Nobody can control where or how they are born, what kind of family, what country, what skin colour or economic class, what degree of ability or disability they will innately have.

Likewise we cannot control the external things that will happen to us along the way, except by careful avoidance of known hazards and a relatively healthy life.

The past is past. We are where we are. I am who and what I am. My body is as it is. There is no good that is going to come of me feeling miserable that I am not what I used to be or what I expected to be at my age.

I try to put myself through this logical exercise when I feel upset about my limitations and losses. Then I think about all the things I have enjoyed, all that this life has given me and that I still have to enjoy.

I try to imagine that I will continue to enjoy these things for awhile longer, but realise that I don't know how much or for how long. Then I remember that when it's all reduced to what I know for sure, What I have is THIS MOMENT. I don't want to waste it!

So I try to find something that will make life better or enjoyable in this moment and if possible, in the near future. That works pretty well for me.

Ian123 profile image
Ian123 in reply tobudgiefriend

My batteries are not as expected though I am grateful for what I have experienced before my life changed, for the young that have not had that chance the strongest emotions are stirred.

Not a good life or a bad life just my life for making the most of in the time given.

nedd profile image
nedd

Powerful piece. I too like the reference to batteries that refuse to recharge to full capacity. In fact it has helped me take one small step toward the serene state of.

ACCEPTANCE

Well it will if I can retain it for more than a millisecond.

Hoping that you have the best of possible days.

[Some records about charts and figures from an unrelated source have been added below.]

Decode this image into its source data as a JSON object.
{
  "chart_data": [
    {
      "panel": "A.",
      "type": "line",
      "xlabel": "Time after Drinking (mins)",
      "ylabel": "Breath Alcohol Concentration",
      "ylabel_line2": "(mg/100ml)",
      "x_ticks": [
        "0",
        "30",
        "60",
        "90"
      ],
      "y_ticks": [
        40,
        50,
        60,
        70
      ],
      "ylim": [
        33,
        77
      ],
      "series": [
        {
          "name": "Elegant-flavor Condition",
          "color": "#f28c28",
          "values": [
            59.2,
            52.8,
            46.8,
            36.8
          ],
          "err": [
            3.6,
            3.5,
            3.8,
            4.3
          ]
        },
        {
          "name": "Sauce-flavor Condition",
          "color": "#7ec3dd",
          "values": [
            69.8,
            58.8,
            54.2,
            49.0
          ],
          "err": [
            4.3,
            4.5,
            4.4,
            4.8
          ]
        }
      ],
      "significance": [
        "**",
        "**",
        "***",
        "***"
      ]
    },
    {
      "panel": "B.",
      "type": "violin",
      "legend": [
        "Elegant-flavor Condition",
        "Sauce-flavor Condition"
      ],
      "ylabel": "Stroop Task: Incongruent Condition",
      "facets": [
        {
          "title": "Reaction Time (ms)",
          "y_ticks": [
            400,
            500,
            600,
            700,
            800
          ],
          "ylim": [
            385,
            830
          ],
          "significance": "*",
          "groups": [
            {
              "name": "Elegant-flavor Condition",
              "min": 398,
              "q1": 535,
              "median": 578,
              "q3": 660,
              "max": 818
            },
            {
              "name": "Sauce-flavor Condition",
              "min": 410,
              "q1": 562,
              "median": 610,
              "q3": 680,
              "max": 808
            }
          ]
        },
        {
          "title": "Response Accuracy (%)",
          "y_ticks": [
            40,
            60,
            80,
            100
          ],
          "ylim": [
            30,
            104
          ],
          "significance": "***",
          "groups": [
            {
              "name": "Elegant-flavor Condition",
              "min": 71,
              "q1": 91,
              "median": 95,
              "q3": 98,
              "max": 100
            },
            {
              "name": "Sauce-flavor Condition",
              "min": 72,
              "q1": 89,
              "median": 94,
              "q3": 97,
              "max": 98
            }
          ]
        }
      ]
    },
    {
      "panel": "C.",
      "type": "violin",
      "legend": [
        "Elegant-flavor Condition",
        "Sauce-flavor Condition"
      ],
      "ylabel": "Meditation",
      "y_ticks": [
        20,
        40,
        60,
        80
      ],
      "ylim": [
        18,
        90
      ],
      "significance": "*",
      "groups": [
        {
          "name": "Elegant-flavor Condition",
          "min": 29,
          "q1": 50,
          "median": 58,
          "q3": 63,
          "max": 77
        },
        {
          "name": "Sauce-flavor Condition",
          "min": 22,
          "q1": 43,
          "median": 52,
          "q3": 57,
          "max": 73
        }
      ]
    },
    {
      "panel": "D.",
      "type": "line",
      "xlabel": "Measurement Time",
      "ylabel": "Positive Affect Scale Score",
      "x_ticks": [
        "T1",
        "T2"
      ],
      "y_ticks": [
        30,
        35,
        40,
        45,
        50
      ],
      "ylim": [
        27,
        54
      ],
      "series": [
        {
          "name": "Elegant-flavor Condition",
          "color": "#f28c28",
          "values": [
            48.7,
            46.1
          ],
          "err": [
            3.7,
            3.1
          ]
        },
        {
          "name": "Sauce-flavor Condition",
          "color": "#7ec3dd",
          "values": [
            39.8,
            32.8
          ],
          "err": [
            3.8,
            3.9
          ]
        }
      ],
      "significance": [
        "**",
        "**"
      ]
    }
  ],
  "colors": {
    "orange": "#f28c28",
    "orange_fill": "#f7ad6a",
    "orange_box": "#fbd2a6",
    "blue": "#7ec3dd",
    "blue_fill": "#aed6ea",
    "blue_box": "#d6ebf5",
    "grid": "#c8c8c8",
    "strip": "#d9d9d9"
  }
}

And keep warm its cold here abouts. One more thing to drain the batteries..

RockRose profile image
RockRose

Feeling so moved by each sharing...and all the fine nuances...heartfelt thanks to you, each in turn, (hoping I include all as intended), Slowmotion, Seascape, Ian, Budgiefriend, Nedd...Thanks for being here, with every appreciation.

slowmotion profile image
slowmotion in reply toRockRose

Thank you all I am less alone in the dark searching for understanding with such generous support + sharing ways of coping.

((((Hugs my friends))))

RockRose profile image
RockRose in reply toslowmotion

Thank you so and

((((hugs)))) for you

budgiefriend profile image
budgiefriend

This small group is by far the most helpful, intelligent and kind I have been a part of. I echo RockRose and slowmotion's expressions of gratefulness. Can't say it any better than you did. Big hugs to all of you

Stiller profile image
Stiller

Tells of a loss bigger than the struck down powerful stuff.

Stormchaser profile image
Stormchaser

Beyond a daily struggle a clear description outsiders can absorb thanks.

SophiaG profile image
SophiaG

I feel sad in my heart a mother cannot take a daughter to Brownies I feel the same pain with my grandchildren no tablets take this away.

Awareness week coffee morning in our church hall raised money spread awareness a good day for everyone.